Death is precisely the proof that in reality there is no death, that Death is a Maya, an illusion. Herein lies the great difference between the life from death to rebirth and our life here from birth to death. For as you know, no man can with ordinary physical means of cognition remember his own birth. No one can prove his own birth by personal experience, for he has not seen it himself. One’s birth is something which cannot be seen by the human eye here in physical life. It lies before the time which we can remember. Birth is never included in our recollection. Death, however — and it is thereby distinguished from birth as regards its significance after death — death stands before our spiritual vision as the greatest, most significant, living and perfect event in our life between death and rebirth. For death is precisely the means by which we retain our Ego-consciousness after death. And just as little as it is possible in physical life to remember our birth, is it necessary and self-evident in the life between death and rebirth, that the great moment, when the spirit separates from the body should, during the whole time we pass in the spiritual world, always stand before our psychic-spiritual gaze.

Source: Rudolf Steiner – GA 157a – The Forming of Destiny and Life after Death: Lecture 1: Spiritual life in the physical world and life between death and rebirth – Berlin, 16th November 1915

Pre-Incarnation Preview

Immediately before incarnation a very important event occurs, parallel to the event which follows the moment of death. Just as immediately after death the whole memory of a man’s past life appears like a tableau before his soul, so is a kind of preview of the coming life given to the soul immediately before it incarnates. Not all the details are seen, but the circumstances of the coming life are made evident in broad outline. 

This is of the utmost importance. It may happen that a person who went through a great deal of suffering and hardship in his previous life receives a shock from the glimpse of the new circumstances and destiny now in prospect, and holds back the soul from complete incarnation. Only a part of the soul then enters the body, and this will result in the birth of an epileptic or an idiot.

Source: Rudolf Steiner – GA 95 – At the Gates of Spiritual Science: Lecture five: Human tasks in the higher worlds – Stuttgart, 26th August 1906

Translated by E. H. Goddard & Charles Davy

Previously posted on October 24, 2016

Incarnations had a beginning and will have an end

Incarnations do not repeat themselves in endless cycles; they had a beginning and will have an end. Once, in a far distant past, man did not descend to Earth for his incarnation. He then led a sort of angelic life, and birth and death were unknown to him. His life condition was uninterrupted by the present radical changes of birth and death. Just as surely, time is coming when man will not be forced to dive into the lower worlds again.  This will come about when his sojourn in the lower worlds has enabled him to gather enough experience, and acquire a ripe and clear consciousness that is sufficient to allow him to work in the higher worlds.

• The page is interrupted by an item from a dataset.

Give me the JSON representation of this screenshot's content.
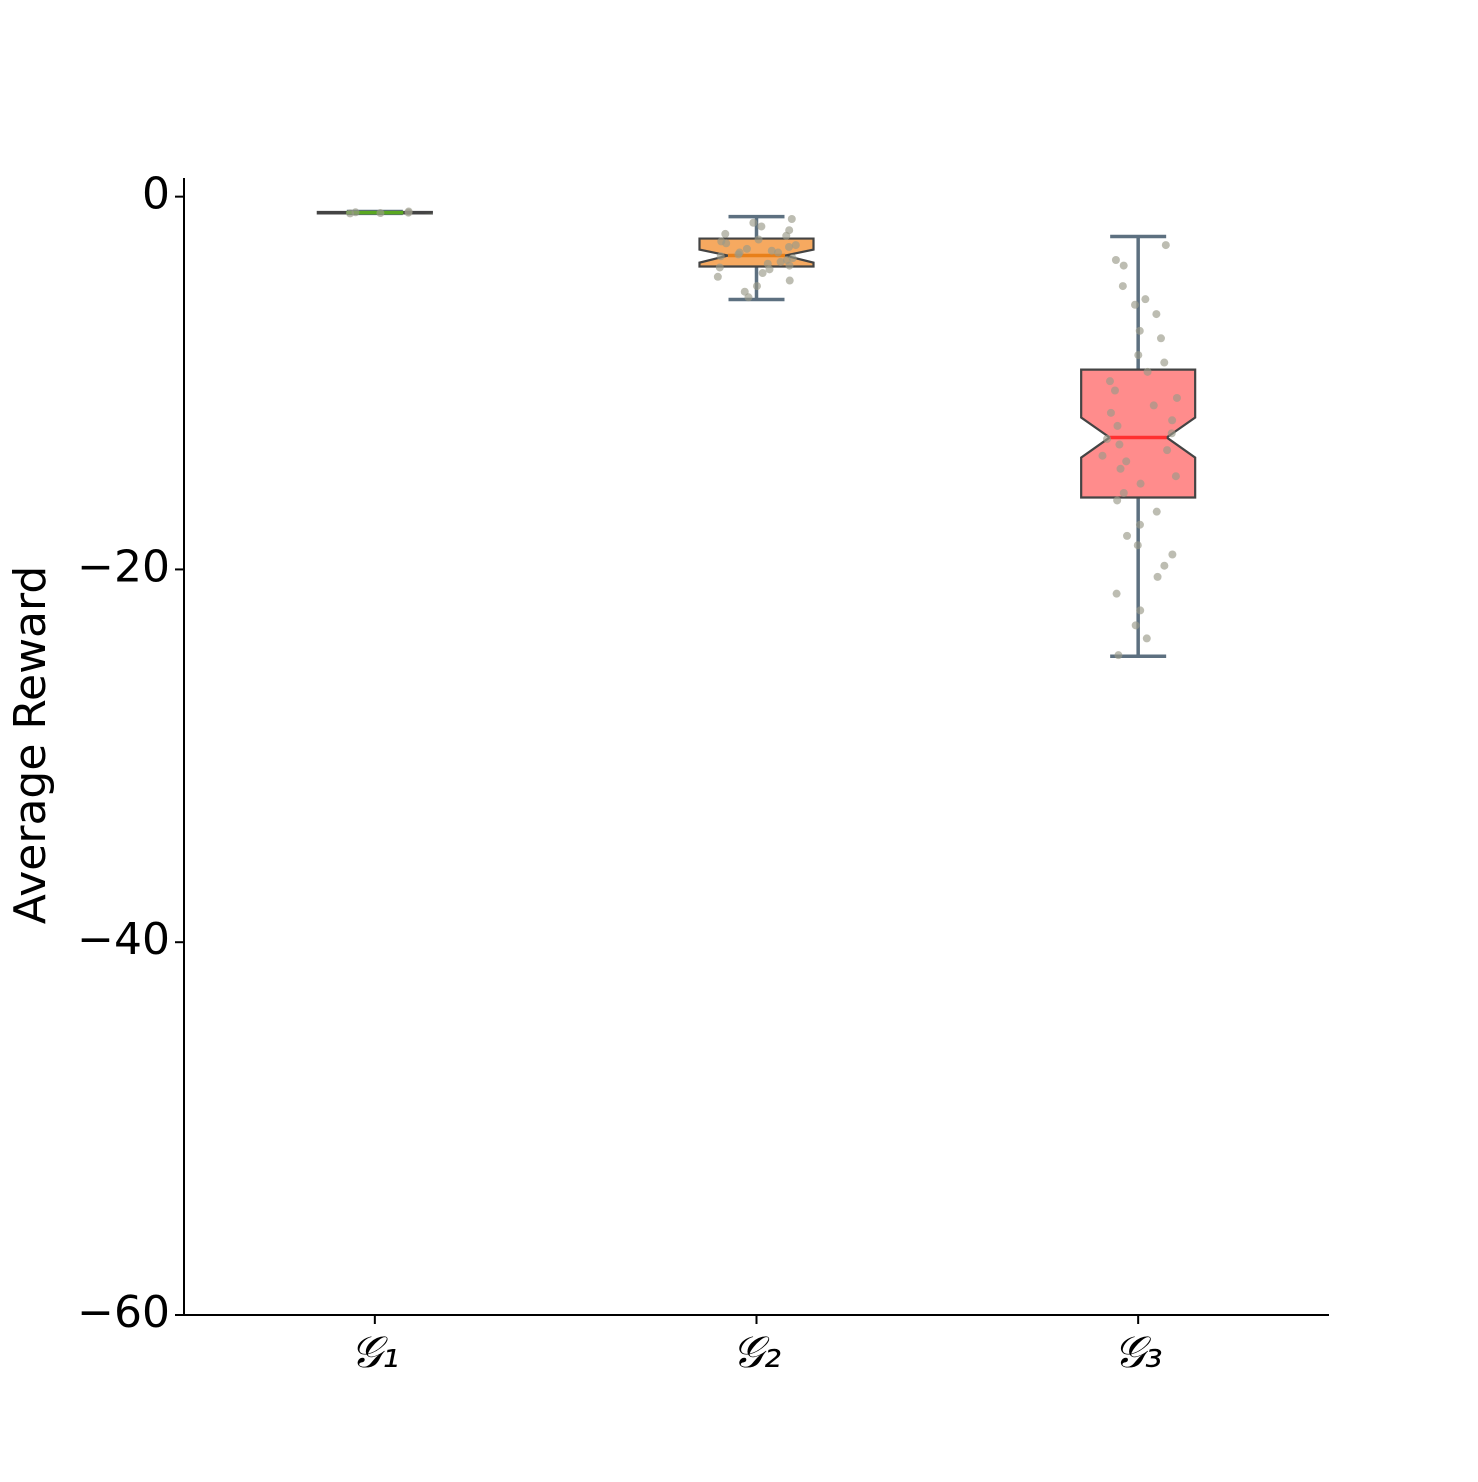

Source (German): Rudolf Steiner – GA 108 – Die Beantwortung von Welt- und Lebensfragen durch Anthroposophie – Breslau, December 2, 1908 (page 61)

Anonymous translator

From the other side death appears as the light-filled beginning of experience of the Spirit

From this side of life, death appears to be a dissolution, something in face of which the human being has a ready fear and dread. From the other side, death appears as the light-filled beginning of experience of the Spirit, as that which spreads a sun-radiance over the whole of the subsequent life between death and a new birth; as that which most of all warms the soul through with joy in the life between death and a new birth. The moment of death is something that is looked back upon with a deep sense of blessing. Described in earthly terms: the moment of death, viewed from the other side, is the most joyful, the most enrapturing point in the life between death and a new birth.